Meet Your Chef: Tony Brown Ruins, Hunt and Eyvind

Working in restaurants was one of the few constants while growing up for Tony Brown, who moved a lot and later attended several colleges while experimenting with different majors before landing back in Spokane and eventually opening Stella's Café in 2012. Next came Ruins, a wildly popular spot on Monroe where Brown and his team continue to change the menu each month. His most recent venture is Eyvind on the main floor of the Bickett Building, as well as a separate restaurant downstairs called Hunt, both of which opened just last month.

RESTAURANT WEEK: Who is your culinary hero (or heroes) and why?

BROWN: Magnus Nilsson, who lives in the nether region of Sweden on a farm, hunting, fishing and just doing small seatings with what he has available. I like the idea of being secluded — if it was economically viable — and doing something that small.

How has your background influenced your approach to what you do, especially as both a chef and an owner?

The downside to ownership is not having as much time cooking. The goal is to get back to that. Ultimately it's my neck on the line, but I like to challenge the cooks to come up with things on the menu. I like that collaboration. Everyone brings their own talents.

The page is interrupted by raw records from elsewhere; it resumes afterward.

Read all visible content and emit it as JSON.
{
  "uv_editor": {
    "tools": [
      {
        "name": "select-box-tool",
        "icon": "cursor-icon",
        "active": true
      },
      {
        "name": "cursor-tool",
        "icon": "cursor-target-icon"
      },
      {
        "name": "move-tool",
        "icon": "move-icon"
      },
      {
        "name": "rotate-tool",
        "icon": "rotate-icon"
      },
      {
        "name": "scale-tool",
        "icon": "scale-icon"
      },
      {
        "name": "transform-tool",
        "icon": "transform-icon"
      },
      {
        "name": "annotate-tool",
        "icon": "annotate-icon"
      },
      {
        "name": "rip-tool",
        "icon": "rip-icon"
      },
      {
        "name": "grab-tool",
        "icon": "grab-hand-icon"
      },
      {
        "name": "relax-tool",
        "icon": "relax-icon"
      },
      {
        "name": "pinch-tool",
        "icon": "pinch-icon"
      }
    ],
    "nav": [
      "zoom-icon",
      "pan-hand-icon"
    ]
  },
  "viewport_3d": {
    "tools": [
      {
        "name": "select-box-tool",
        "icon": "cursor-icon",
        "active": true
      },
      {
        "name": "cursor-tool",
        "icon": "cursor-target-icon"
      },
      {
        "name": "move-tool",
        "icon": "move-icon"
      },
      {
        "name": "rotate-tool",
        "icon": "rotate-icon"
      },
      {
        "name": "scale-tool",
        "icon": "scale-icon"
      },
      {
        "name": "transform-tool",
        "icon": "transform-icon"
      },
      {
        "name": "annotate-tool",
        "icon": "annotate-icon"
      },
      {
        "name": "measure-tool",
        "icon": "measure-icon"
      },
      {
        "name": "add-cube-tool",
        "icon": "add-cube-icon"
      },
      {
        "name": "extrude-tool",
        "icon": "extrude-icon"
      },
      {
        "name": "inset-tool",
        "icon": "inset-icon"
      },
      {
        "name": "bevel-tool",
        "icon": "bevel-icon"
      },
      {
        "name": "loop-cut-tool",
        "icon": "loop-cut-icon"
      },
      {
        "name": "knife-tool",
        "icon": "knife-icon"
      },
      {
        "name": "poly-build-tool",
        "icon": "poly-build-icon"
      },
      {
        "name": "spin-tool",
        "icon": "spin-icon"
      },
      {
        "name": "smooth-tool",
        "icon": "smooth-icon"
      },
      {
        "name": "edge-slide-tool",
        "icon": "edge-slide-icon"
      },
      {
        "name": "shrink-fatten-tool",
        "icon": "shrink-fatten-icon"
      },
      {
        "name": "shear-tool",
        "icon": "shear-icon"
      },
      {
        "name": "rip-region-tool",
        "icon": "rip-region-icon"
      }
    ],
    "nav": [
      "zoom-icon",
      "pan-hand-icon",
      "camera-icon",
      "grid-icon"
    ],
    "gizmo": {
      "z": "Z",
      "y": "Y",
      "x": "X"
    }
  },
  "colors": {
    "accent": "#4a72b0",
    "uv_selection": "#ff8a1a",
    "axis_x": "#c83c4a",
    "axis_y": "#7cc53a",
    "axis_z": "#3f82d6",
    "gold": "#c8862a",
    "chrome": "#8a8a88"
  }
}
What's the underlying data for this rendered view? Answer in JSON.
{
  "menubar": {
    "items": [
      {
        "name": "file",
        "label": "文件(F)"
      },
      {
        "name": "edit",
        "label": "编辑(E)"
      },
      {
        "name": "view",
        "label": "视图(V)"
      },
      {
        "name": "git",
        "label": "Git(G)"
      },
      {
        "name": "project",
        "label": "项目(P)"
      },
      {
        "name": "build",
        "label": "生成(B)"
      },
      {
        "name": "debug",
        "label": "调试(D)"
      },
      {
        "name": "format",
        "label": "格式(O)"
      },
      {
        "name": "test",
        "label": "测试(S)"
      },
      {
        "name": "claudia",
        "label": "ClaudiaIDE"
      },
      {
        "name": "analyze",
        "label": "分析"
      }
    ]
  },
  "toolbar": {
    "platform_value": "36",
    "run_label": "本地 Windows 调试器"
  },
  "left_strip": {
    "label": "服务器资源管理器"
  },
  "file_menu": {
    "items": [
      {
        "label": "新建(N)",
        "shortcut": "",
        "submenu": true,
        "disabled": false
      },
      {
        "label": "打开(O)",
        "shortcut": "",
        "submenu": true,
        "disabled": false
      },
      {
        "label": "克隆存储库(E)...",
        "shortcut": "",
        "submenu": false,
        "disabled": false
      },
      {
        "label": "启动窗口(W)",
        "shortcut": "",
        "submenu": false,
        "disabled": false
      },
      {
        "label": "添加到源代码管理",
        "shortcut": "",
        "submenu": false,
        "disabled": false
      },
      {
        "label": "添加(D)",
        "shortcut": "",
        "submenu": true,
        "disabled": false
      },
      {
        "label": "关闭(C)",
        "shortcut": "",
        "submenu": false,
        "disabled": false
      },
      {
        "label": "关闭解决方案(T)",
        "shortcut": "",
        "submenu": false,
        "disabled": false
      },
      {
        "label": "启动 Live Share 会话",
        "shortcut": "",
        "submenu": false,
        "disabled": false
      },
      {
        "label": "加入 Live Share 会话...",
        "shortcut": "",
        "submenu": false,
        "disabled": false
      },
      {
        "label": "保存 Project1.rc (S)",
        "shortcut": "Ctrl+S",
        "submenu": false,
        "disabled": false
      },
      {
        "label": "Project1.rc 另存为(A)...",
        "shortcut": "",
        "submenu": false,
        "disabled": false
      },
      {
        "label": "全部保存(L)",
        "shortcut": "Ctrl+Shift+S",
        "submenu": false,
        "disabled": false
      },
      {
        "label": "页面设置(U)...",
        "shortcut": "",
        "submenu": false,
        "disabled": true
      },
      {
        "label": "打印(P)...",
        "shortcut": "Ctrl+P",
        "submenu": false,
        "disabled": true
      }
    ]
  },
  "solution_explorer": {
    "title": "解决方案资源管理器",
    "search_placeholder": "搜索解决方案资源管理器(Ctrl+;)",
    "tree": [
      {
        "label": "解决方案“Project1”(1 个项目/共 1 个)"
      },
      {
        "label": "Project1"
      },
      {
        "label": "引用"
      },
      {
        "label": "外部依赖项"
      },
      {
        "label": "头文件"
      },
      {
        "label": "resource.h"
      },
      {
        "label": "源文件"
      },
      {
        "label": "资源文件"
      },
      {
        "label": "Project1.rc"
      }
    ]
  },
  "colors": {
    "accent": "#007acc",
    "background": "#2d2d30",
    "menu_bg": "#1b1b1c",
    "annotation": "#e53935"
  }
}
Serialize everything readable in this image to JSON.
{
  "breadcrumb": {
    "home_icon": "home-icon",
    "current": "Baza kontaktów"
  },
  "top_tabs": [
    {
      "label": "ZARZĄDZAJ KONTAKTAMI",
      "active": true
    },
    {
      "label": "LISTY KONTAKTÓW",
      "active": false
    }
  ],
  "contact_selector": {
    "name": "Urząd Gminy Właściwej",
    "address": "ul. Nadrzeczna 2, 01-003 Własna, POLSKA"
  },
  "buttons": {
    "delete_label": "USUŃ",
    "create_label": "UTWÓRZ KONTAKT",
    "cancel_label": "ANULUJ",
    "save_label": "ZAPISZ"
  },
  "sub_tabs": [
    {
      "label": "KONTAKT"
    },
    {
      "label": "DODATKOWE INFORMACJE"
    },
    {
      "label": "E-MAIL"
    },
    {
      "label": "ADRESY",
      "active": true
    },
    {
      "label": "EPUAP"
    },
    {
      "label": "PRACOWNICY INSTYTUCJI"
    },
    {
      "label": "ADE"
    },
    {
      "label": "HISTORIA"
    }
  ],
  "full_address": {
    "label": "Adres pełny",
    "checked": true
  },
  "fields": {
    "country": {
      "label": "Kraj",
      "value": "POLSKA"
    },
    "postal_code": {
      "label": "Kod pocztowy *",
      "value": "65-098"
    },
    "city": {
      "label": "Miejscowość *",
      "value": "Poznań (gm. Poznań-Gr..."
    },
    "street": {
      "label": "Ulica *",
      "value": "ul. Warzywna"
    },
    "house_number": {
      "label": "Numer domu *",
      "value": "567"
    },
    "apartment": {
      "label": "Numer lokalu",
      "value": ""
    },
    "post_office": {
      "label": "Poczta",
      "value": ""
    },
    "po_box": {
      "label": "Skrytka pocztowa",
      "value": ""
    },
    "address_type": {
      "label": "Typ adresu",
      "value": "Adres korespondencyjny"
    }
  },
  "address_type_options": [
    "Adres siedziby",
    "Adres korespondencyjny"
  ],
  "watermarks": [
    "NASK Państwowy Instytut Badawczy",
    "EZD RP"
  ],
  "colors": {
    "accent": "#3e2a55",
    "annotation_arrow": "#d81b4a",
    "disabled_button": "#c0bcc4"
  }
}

What is your culinary philosophy?

Less is more. If you can hone in on an ingredient — you'll never perfect it, but get it as close as you can — that's all you need.

You've participated in Restaurant Week in the past. What have you learned since then?

Our first year, we ran out of food. We had 50 percent more business that week than ever. Then one year Ruins didn't participate, and it was really slow! Restaurant Week just kind of reminds people how many restaurants there are. And I'm excited to introduce Eyvind, especially. All of [the restaurants I run are different]. You know, Ruins is kind of bar food, but Eyvind is very modern. And Hunt is this English, outdoorsy, game, country kind of place.

What are your thoughts on Restaurant Week?

We don't have a website and so we get a lot of calls. Restaurant Week helps people know what they're going to get. I encourage people to just trust their chef, but people are more inclined to go [to a restaurant] if they know what they're going to get.

What are you most looking forward to during Inlander Restaurant Week?

Think of it like a gallery show. It's never coming back. But it's our one chance to impress upon [diners] to come back.